For the most part, those sources are drawn from the 1950s and '60s. Bird has denied in the press steeping himself in 1960s garage music or any other particular era, but The Swimming Hour is rich with references--to 60s style garage sounds ("Two-Way Action"), electric blues ("Satisfied"), the string-soaked balladry of those decades ("Dear Old Greenland"), surfer guitar ("Way Out West"), some Johnny Cash riffs ("Way Out West" again), even a Beatleism or two. Plus there are a few outright historical items, including a couple of pre-World War II covers and the quirky, quaint waltz "Waiting to Talk."

But fear not, Birdophiles: the violinist who used to just about cover his ears to avoid hearing pop music turns out to be a very good pop artist. The album's strongest tunes are often the most original--most notably the perfectly produced, richly melodic, rythym-driven "11:11,"which contemplates the fickleness of fate with typically articulate multi-syllabic wordy word play.

As a vocalist, there's no question this is Andrew Bird's finest album to date.
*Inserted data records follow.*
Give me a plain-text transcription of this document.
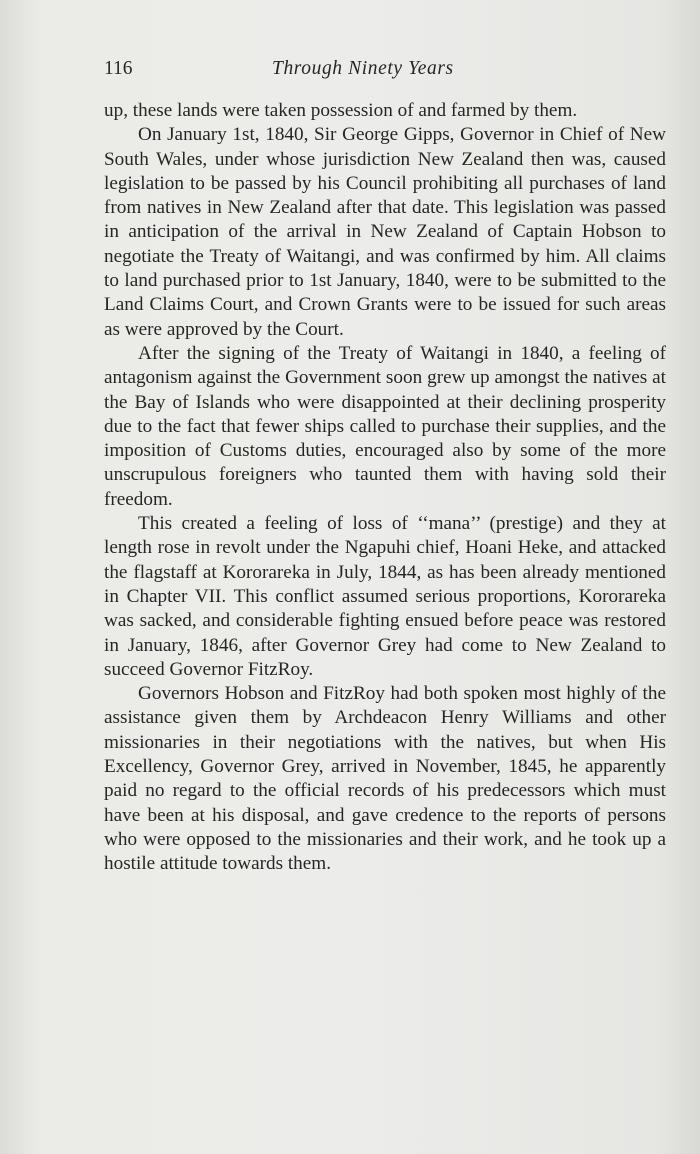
116	Through Ninety Years

up, these lands were taken possession of and farmed by them.

On January 1st, 1840, Sir George Gipps, Governor in Chief of New South Wales, under whose jurisdiction New Zealand then was, caused legislation to be passed by his Council prohibiting all purchases of land from natives in New Zealand after that date. This legislation was passed in anticipation of the arrival in New Zealand of Captain Hobson to negotiate the Treaty of Waitangi, and was confirmed by him. All claims to land purchased prior to 1st January, 1840, were to be submitted to the Land Claims Court, and Crown Grants were to be issued for such areas as were approved by the Court.

After the signing of the Treaty of Waitangi in 1840, a feeling of antagonism against the Government soon grew up amongst the natives at the Bay of Islands who were disappointed at their declining prosperity due to the fact that fewer ships called to purchase their supplies, and the imposition of Customs duties, encouraged also by some of the more unscrupulous foreigners who taunted them with having sold their freedom.

This created a feeling of loss of ‘‘mana’’ (prestige) and they at length rose in revolt under the Ngapuhi chief, Hoani Heke, and attacked the flagstaff at Kororareka in July, 1844, as has been already mentioned in Chapter VII. This conflict assumed serious proportions, Kororareka was sacked, and considerable fighting ensued before peace was restored in January, 1846, after Governor Grey had come to New Zealand to succeed Governor FitzRoy.

Governors Hobson and FitzRoy had both spoken most highly of the assistance given them by Archdeacon Henry Williams and other missionaries in their negotiations with the natives, but when His Excellency, Governor Grey, arrived in November, 1845, he apparently paid no regard to the official records of his predecessors which must have been at his disposal, and gave credence to the reports of persons who were opposed to the missionaries and their work, and he took up a hostile attitude towards them.
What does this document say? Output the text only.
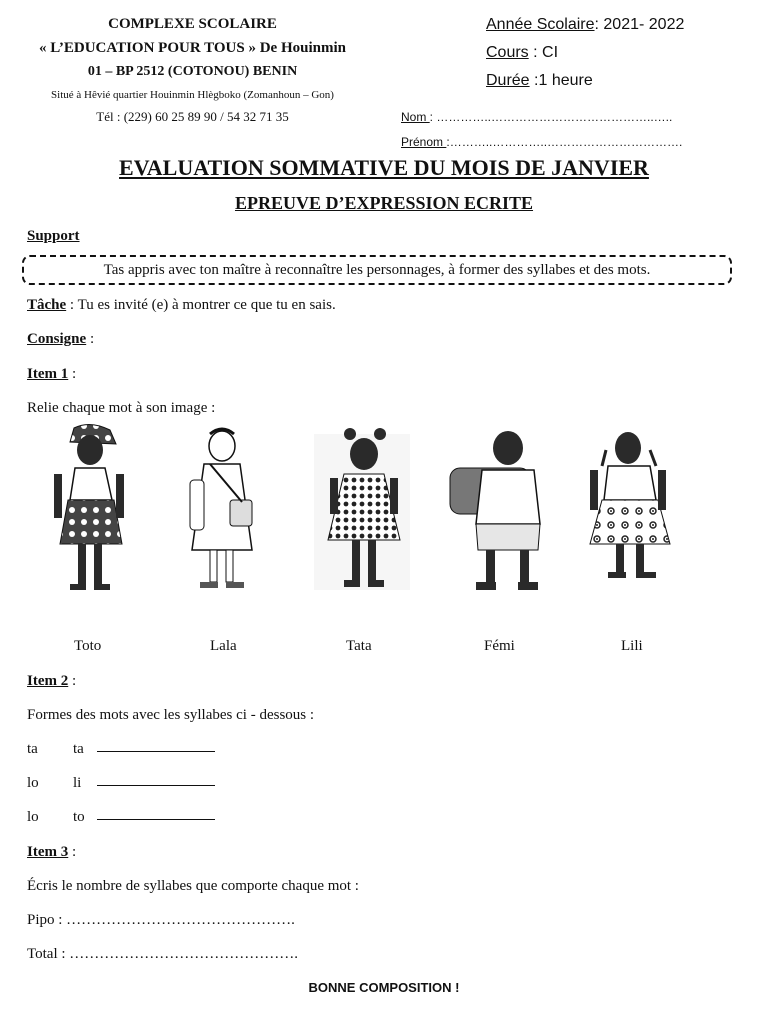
COMPLEXE SCOLAIRE
« L’EDUCATION POUR TOUS » De Houinmin
01 – BP 2512 (COTONOU) BENIN
Situé à Hêvié quartier Houinmin Hlègboko (Zomanhoun – Gon)
Tél : (229) 60 25 89 90 / 54 32 71 35
Année Scolaire: 2021- 2022
Cours : CI
Durée :1 heure
Nom : …………..…………………………………..…..
Prénom :………..…………..…………………………….
EVALUATION SOMMATIVE DU MOIS DE JANVIER
EPREUVE D’EXPRESSION ECRITE
Support
Tas appris avec ton maître à reconnaître les personnages, à former des syllabes et des mots.
Tâche : Tu es invité (e) à montrer ce que tu en sais.
Consigne :
Item 1 :
Relie chaque mot à son image :
Toto	Lala	Tata	Fémi	Lili
Item 2 :
Formes des mots avec les syllabes ci - dessous :
ta ta
lo li
lo to
Item 3 :
Écris le nombre de syllabes que comporte chaque mot :
Pipo : ……………………………………….
Total : ……………………………………….
BONNE COMPOSITION !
On both previous albums he attempted on several tracks to imitate the jokey eccentricities of the early swing artists who inspired him--eccentricities that while charming and well-suited to the styles of the songs, simply were not well-suited to his voice. This time, he sticks to the sounds he does best: smooth, flexible, rangy, reminiscent of one of modern pop's greatest vocal masters, Jeff Buckley.

On "Why?" he even pulls off an excellent Billie Holiday imitation. The vocal choice perfectly matches the masochistic lyrics, which recall Holiday's own famous proclivity for unhealthy relationships: "I thought that time would tell/My sins would provoke you to raise some hell/Not a chance/ Whatever happened to fiery romance? Oh how I wish it was the dishes you were throwing/Damn you for being so easy going." So mourn but a little the Bowl's pre-war innocence. The new stuff retains the spirit of the old. And even the most ardent purists in the crowded Metro on April 15 could console themselves that, even if the cello-bass and the acoustic guitar had been replaced by large electric equivalents, at least the Bowl of Fire is still closing every concert with the lively Cuban shuffler "Depression/Passilo."